C’est un rêve qui m’a un jour convaincu de ce qu’il y a un autre ordre de justice qui s’exerce inexorablement. La personne qui me l’a rapporté m’a raconté comment elle avait travaillé quelques temps dans une école prétendant, moyennant importantes finances, apprendre à développer des pouvoirs psychiques. Elle avait par exemple été chargée d’acheter des cuillères de farce et attrape qui se tordent sous la chaleur de la main qui s’en approche à l’occasion de la préparation d’un cours de télékinésie façon Uri Geller. C’était une école réputée, qui avait pignon sur rue. Et voici donc le rêve que cette personne a entendu de la bouche même du fondateur de l’école, qui s’en étonnait et se demandait ce que ce songe pouvait bien vouloir lui dire :
Le rêveur était devant une machine à sous, une de ces machines à bras que l’on trouve encore assez souvent en Amérique du Nord. Il avait gagné le jackpot en abaissant le bras, et voilà que des pièces d’or commençaient à se déverser sur ces pieds. Il était heureux, louant sa chance. Les pièces continuaient à se déverser sans discontinuer et il pataugeait dans l’or. Cependant, après un moment, il a remarqué que celui-ci emplissait la pièce et montait jusqu’à ses genoux sans arrêter de se déverser. Il a voulu sortir de la petite pièce dans laquelle il se trouvait, mais il a alors constaté que la porte était bloquée par l’or qui ne cessait de se déverser. Les pièces ont continué à monter jusqu’à atteindre sa poitrine. Il a commencé à s’inquiéter sérieusement. Bientôt, les pièces ont atteint son menton. C’est alors qu’il a entendu des sirènes de voitures de police qui se rapprochaient. Il savait qu’elles venaient pour lui et il a ressenti un profond soulagement.

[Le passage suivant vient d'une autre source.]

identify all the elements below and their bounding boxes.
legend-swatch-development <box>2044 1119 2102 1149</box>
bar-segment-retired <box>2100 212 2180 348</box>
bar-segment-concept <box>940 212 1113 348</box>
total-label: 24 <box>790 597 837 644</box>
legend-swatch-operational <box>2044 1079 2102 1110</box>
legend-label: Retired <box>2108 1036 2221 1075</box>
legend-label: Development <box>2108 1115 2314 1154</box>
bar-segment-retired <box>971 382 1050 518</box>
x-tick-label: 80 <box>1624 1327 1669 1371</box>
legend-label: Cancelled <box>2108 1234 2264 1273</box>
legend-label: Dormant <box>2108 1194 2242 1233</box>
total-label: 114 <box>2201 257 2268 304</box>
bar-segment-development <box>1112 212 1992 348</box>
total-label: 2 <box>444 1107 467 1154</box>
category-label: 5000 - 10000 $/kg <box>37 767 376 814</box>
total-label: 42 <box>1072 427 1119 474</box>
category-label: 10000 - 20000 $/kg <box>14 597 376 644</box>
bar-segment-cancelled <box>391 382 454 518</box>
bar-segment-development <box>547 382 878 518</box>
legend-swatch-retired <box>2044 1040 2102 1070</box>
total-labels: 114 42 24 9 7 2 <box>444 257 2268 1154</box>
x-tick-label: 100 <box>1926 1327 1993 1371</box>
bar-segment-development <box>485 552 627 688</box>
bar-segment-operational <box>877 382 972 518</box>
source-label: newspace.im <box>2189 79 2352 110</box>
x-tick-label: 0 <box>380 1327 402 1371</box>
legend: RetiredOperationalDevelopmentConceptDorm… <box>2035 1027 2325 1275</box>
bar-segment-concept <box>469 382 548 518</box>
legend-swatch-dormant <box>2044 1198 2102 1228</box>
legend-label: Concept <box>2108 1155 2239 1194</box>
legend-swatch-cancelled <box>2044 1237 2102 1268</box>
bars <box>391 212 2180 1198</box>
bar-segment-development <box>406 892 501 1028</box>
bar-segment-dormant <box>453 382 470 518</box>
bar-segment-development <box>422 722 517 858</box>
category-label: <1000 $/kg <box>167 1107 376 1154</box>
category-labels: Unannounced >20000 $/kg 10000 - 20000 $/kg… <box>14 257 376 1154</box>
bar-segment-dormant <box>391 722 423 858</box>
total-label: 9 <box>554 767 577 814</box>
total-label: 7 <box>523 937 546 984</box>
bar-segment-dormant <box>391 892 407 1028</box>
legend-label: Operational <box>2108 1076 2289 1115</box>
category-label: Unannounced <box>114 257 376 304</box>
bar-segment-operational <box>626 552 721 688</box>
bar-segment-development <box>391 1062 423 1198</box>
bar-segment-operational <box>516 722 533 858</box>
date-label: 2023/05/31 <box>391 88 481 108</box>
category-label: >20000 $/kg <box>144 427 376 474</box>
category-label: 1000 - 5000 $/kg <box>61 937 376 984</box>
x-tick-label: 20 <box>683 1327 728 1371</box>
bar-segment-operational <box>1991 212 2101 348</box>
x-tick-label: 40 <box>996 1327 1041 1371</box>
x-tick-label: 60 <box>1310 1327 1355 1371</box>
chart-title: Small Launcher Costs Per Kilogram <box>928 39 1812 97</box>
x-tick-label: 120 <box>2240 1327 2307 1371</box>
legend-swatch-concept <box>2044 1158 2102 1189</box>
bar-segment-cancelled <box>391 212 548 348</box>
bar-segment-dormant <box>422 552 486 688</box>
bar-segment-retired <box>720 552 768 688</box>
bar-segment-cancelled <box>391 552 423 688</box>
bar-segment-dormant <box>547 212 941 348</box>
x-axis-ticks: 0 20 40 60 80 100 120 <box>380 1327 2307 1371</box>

Dans cette perspective, on peut considérer aussi que le désir de richesse matérielle peut conduire à l’étouffement de l’âme par la réalisation même de ce désir. Quand on travaille avec l’Intention, on sait qu’il faut faire attention à ce qu’on demande car on pourrait bien l’obtenir. Si la cible essentielle est manquée – ce qui est une des définitions première du « péché » (en grec harmatia, c’est-à-dire « manquer la cible ») –, la justice divine s’exerce sans tambours ni trompettes : la richesse s’avère ne pas pouvoir acheter les seules choses qui importent vraiment, le pouvoir conduit à l’impuissance, les paradis artificiels amènent au manque et à la déchéance, etc.
L’or est dans ce sens volontiers symbolique de la conscience illuminée dans les rêves, mais lorsque l’on ne s’intéresse qu’à l’or matériel, on risque fort de devoir vendre son âme au Menteur, qui a toujours de bons moyens de s’enrichir à proposer. Remarquons que le rêveur était, à l’époque de son rêve, rongé par une culpabilité inconsciente qui pouvait le conduire à souhaiter être arrêté par les forces de l’ordre. En réalité, il avouait qu’il avait besoin d’aide pour sortir du piège dans lequel son avidité l’avait enfermé…
Rappelons-nous donc, devant la menace de voir triompher le mensonge et l'escroquerie à grande échelle, les mots d'Hölderlin que soulignait régulièrement Jung :
« Là où croît le péril croît aussi ce qui sauve. »
« C'est la seule solution, vraiment la seule, Klaas, je ne vois pas d'autre issue : que chacun de nous fasse un retour sur lui-même et extirpe et anéantisse en lui tout ce qu'il croit devoir anéantir chez les autres. Et soyons bien convaincus que le moindre atome de haine que nous ajoutons à ce monde nous le rend plus inhospitalier qu'il n'est déjà ».